FOR YEARS, studies have shown the significant positive impact of patient navigation services on cancer care and outcomes. In January 2024, new billing codes from the Centers for Medicare & Medicaid Services (CMS) went into effect, allowing Medicare to reimburse providers for these navigation services, a move set to significantly enhance the reach and effectiveness of such programs.
Patient navigators assist patients in clearing the hurdles they face in the health system so they can get the care they need. Navigators address barriers to care like lack of transportation and provide administrative support with appointments, finances and insurance. Community members served as the original patient navigators in the 1990s, but now professionals like nurses and social workers help too.

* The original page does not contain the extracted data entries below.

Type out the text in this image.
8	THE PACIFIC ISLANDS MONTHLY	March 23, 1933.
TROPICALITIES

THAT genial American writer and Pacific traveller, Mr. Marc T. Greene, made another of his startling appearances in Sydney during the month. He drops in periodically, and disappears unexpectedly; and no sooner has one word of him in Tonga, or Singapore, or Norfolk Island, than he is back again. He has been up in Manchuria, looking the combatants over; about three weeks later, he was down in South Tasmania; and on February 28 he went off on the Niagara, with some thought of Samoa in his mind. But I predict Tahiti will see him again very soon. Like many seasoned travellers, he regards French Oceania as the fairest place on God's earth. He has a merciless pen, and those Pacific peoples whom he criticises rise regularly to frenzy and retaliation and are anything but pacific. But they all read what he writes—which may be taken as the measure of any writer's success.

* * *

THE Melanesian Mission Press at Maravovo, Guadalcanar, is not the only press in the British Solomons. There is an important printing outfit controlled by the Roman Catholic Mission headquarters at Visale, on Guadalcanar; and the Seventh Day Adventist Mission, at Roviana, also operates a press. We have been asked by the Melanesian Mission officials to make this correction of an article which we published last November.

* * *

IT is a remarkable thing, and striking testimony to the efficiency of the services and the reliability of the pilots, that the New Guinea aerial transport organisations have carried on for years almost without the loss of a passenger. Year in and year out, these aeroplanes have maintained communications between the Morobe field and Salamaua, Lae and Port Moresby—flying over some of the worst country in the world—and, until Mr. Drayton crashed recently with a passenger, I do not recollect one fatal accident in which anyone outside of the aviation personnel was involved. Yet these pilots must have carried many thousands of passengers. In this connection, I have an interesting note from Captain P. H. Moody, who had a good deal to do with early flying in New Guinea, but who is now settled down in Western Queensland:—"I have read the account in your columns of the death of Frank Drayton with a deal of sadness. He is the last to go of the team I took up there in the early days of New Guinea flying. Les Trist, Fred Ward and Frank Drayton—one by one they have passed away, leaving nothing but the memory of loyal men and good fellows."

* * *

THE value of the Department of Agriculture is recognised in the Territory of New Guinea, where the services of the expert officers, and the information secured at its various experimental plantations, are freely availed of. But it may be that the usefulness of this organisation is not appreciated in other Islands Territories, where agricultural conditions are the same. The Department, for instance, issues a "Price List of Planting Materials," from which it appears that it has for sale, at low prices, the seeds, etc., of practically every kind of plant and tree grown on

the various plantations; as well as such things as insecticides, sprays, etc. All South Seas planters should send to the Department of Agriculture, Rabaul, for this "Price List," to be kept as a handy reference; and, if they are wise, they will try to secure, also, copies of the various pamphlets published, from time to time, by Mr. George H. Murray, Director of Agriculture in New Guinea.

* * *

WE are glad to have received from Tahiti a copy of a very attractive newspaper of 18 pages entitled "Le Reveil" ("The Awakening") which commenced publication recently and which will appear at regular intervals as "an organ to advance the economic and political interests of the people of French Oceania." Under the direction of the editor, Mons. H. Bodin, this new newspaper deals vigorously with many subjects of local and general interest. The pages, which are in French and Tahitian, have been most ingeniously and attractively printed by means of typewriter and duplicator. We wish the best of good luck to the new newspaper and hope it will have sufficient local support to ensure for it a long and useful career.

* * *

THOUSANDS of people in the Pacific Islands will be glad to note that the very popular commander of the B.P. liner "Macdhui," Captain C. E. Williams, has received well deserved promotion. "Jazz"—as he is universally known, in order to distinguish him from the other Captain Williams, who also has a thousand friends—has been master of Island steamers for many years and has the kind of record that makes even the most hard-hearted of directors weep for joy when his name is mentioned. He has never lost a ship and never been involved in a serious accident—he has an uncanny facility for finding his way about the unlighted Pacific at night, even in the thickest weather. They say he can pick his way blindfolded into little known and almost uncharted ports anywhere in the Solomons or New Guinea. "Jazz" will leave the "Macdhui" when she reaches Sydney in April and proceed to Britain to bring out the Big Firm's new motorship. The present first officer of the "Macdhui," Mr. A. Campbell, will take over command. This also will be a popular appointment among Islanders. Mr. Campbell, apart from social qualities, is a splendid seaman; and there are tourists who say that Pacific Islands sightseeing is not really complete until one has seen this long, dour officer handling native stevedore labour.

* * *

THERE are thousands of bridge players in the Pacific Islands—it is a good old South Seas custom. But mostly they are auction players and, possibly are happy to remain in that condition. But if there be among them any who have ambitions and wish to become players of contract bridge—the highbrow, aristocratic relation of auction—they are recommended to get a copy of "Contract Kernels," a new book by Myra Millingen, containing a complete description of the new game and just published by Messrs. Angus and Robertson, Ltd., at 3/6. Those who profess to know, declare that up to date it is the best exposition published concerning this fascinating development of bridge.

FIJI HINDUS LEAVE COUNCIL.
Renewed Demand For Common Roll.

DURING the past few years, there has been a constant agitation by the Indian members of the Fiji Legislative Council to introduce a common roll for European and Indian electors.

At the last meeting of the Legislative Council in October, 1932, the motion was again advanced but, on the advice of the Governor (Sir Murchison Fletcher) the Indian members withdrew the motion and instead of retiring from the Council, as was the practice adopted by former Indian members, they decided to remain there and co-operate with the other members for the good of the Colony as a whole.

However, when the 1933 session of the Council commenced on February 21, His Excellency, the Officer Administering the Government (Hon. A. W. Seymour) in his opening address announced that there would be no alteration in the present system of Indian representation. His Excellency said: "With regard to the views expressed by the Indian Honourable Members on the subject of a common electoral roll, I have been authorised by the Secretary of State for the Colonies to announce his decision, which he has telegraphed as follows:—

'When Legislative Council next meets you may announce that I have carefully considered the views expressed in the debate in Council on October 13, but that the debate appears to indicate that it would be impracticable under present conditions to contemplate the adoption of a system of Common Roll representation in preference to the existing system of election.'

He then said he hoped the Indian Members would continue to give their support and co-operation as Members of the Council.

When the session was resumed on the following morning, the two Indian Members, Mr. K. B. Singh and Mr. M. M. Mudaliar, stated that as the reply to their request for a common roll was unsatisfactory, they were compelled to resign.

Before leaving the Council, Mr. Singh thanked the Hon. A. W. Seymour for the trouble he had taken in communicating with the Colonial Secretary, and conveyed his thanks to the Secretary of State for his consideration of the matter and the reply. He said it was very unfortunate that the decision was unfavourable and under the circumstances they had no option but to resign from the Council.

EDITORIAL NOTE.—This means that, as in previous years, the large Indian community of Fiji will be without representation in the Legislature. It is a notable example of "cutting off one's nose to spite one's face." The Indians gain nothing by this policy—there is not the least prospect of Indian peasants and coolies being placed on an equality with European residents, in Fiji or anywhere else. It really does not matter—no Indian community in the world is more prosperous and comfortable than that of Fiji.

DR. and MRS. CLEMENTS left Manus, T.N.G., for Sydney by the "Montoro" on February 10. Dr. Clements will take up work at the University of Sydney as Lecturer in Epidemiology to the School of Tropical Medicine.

According to a 2019 report released by the American Cancer Society’s (ACS) National Navigation Roundtable, research shows navigation services can boost patient engagement, reduce disparities in accessing care and improve health care coordination. However, ACS reported in 2022 that only 55% of cancer patients currently have access to navigators, underscoring the need for wider availability.
The CMS rule covers various aspects of patient navigation, including caregiver training, telehealth services and assessing social needs that could affect a person’s health. Navigators need to be credentialed through a state certification program, if available, or meet certain CMS training criteria. They also need to work under the supervision of a health care provider.
Many cancer centers, like Fred Hutchinson Cancer Center in Seattle and Dana-Farber Cancer Institute in Boston, have both lay and clinical navigators. Lay navigators help patients manage daily life issues such as transportation and telecommunication barriers, as well as work, family, insurance and financial difficulties. While they do not offer medical advice, lay navigators play a vital role in fostering trust between health care systems and communities, according to Darcy Burbage, an oncology clinical nurse specialist and cancer care consultant. Meanwhile, oncology nurse navigators offer patients clinical expertise in cancer care, providing evidence-based education on treatment expectations and side effect management. “Both oncology nurse navigators and lay navigators work to reduce barriers to care,” Burbage says.
Though the new CMS rule helps ensure access to services from lay navigators, how it affects services from clinical providers, such as oncology nurse navigators, is not entirely clear. Burbage points out that health systems that can afford oncology nurse navigators are often not in areas with the most significant health disparities. Expanding the rule to include clinical navigation services would allow more health systems to hire and train specialized clinical navigators.
According to Ludmila Svoboda, nurse director of the Cancer Care Equity Program at Dana-Farber Cancer Institute, patients value having someone available to help them navigate their health care journey, regardless of their specific title or role. “Navigators build incredible relationships with patients and help with so many things that are important to a patient’s psychological and physical well-being,” she says. “Medicine, financial office, interpreter services, resource specialists, social work—the navigator makes sure all these pieces connect with the patient in the middle.”
The new CMS rule has generated excitement among patient navigators, but determining the rule’s applicability to various navigator roles poses a challenge. And these are compounded by the intricacies of incorporating new codes into the billing process. Anne Devine, the patient navigator supervisor at Fred Hutchinson Cancer Center, says, “[This new rule offers] great support for patient navigation … but a lot of implementation aspects need to be dealt with. Generally, people are looking at how to operationalize this across the country.”
Patient navigation teams also face several challenges, including an ongoing search for funding sources, unpredictable workloads and an emotional toll that can lead to compassion fatigue among navigators.
“Cancer is scary even when all the other pieces fall into place,” Svoboda says. “On a patient navigation level, we hope this [new rule] will increase access to navigation for all patients, and that more and more facilities, particularly [community cancer centers], will be able to use the new codes for reimbursement and have more navigation services. … It’s exciting because it is shining a spotlight on this essential service.”